Wenn ich das alles so sehe könnte man auf die Idee kommen eine Bilder-Speicher-Bean zu bauen, die vollkommen ohne Beziehungen arbeitet. Dann müsste ich keine Bilder-Beziehung pflegen. Einzig der Classname und die ID wären dann der zusammengesetzte Schlüssel zur Identifikation.

Problem hierbei: Ich brauch eine existierende ID eines Objektes wenn ich Bilder speichern möchte. Im Controller müsste ich ja dann trotzdem zuerst das Objekt speichern, und dann die Bilder.

Es wäre super wenn ihr mal eure Gedanken dazu schreibt. Ist die Idee überhaupt sinnvoll oder eher weniger?

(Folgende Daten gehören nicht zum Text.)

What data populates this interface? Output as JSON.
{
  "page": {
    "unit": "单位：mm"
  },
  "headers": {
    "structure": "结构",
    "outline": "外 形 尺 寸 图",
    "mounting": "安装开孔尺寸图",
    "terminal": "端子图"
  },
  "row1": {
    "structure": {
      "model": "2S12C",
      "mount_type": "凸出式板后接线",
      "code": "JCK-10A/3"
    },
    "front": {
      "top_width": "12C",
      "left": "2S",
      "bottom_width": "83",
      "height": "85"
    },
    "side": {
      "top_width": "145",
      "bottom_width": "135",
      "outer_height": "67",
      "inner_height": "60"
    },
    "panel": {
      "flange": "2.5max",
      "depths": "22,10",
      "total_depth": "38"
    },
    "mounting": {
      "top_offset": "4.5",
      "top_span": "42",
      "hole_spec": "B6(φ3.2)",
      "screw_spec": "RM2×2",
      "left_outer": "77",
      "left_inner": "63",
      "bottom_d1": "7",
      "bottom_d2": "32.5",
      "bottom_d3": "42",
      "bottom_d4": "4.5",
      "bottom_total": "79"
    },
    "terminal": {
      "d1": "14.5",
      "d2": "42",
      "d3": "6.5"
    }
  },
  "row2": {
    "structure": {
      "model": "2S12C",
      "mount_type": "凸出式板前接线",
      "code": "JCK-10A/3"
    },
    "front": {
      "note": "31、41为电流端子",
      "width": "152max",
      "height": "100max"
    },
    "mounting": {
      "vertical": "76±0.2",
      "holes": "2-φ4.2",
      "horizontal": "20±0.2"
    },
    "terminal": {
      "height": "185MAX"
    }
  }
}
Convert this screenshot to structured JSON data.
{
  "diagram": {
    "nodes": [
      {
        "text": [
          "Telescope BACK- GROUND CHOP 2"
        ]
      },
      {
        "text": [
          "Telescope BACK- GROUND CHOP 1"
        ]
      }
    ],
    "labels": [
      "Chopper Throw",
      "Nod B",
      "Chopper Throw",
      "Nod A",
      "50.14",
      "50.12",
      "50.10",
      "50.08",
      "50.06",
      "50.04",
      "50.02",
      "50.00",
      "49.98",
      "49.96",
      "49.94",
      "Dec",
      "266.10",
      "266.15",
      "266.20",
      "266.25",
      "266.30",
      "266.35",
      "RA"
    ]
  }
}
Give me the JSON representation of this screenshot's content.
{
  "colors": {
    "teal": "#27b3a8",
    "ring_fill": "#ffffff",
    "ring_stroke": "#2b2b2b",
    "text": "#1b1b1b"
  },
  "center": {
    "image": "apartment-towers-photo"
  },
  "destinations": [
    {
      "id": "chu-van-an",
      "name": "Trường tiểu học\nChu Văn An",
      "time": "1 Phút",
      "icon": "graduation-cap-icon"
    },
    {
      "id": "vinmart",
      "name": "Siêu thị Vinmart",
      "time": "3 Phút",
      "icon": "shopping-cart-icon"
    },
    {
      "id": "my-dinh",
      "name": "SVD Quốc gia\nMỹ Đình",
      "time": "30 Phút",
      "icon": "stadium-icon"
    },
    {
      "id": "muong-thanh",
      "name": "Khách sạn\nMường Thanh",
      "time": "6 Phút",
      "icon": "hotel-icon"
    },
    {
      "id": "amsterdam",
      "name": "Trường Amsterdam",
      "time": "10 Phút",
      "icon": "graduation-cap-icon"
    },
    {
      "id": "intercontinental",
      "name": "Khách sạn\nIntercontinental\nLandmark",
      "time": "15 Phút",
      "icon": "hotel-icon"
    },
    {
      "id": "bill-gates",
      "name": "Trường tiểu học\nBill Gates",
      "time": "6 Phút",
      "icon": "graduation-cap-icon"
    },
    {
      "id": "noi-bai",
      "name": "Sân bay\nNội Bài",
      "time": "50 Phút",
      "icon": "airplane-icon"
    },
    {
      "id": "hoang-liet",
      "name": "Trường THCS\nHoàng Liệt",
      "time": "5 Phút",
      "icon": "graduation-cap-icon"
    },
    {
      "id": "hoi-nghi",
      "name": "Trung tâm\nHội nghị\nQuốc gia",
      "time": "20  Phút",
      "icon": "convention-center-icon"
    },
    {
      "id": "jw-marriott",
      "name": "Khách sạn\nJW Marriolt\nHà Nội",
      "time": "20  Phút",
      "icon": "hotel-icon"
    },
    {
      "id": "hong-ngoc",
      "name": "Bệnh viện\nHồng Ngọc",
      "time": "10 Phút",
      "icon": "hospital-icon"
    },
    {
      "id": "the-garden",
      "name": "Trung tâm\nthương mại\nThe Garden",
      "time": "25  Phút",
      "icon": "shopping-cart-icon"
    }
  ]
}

Was für Nachteile seht ihr darin?

Gruß


----------



## stg (3. Jan 2016)

Der Pfad bzw Datei-Name zum Bild muss nicht wissen zu welchem Datenbankeintrag er gehört, es reicht aus sich die andere Richtung zu merken. 
In der Datenbank solltest du (sofern du keine triftigen Gründe dafür hast) das Bild gar nicht speichern, sondern nur einen Verweis auf das Bild im FileSystem. 
Ja, es bietet sich an dafür eine Session Bean zu schreiben, die genau das macht. Bedenke aber, dass du hier Probleme mit Skalierbarkeit usw kriegen kannst.


----------



## RelaX (5. Jan 2016)

Also ich hab das jetzt so geregelt das ich die Bilder im Falle eines Backups doch auch in der Datenbank speichere. Die Abfrage funktioniert allerdings über die Speicherung im Dateiverzeichnis. Somit kann ich beim einspielen eines Backups auch die Bilder wieder herstellen. Nach ganzen Zwei Tagen hab ich es sogar hinbekommen Bilder via Ajax an die ViewScoped-Bean zu senden und dann als Vorschau wieder darzustellen. Bei einem submit werden diese Bilder dann gespeichert. Sowohl in der Datenbank als auch im Verzeichnis. Ich hab jetzt echt 2 Tage damit verbracht Bilder als byte[] in der Bean zu halten und diese dann nochmal zu rendern als Vorschau via Javascript. Erst wenn submitted wird, wird richtig gespeichert. Ich hatte das Problem das ich mit dem <h:inputFile> probleme hatte. Hat sich aber erledigt. Nun klappt alles. Danke für die Antwort!


----------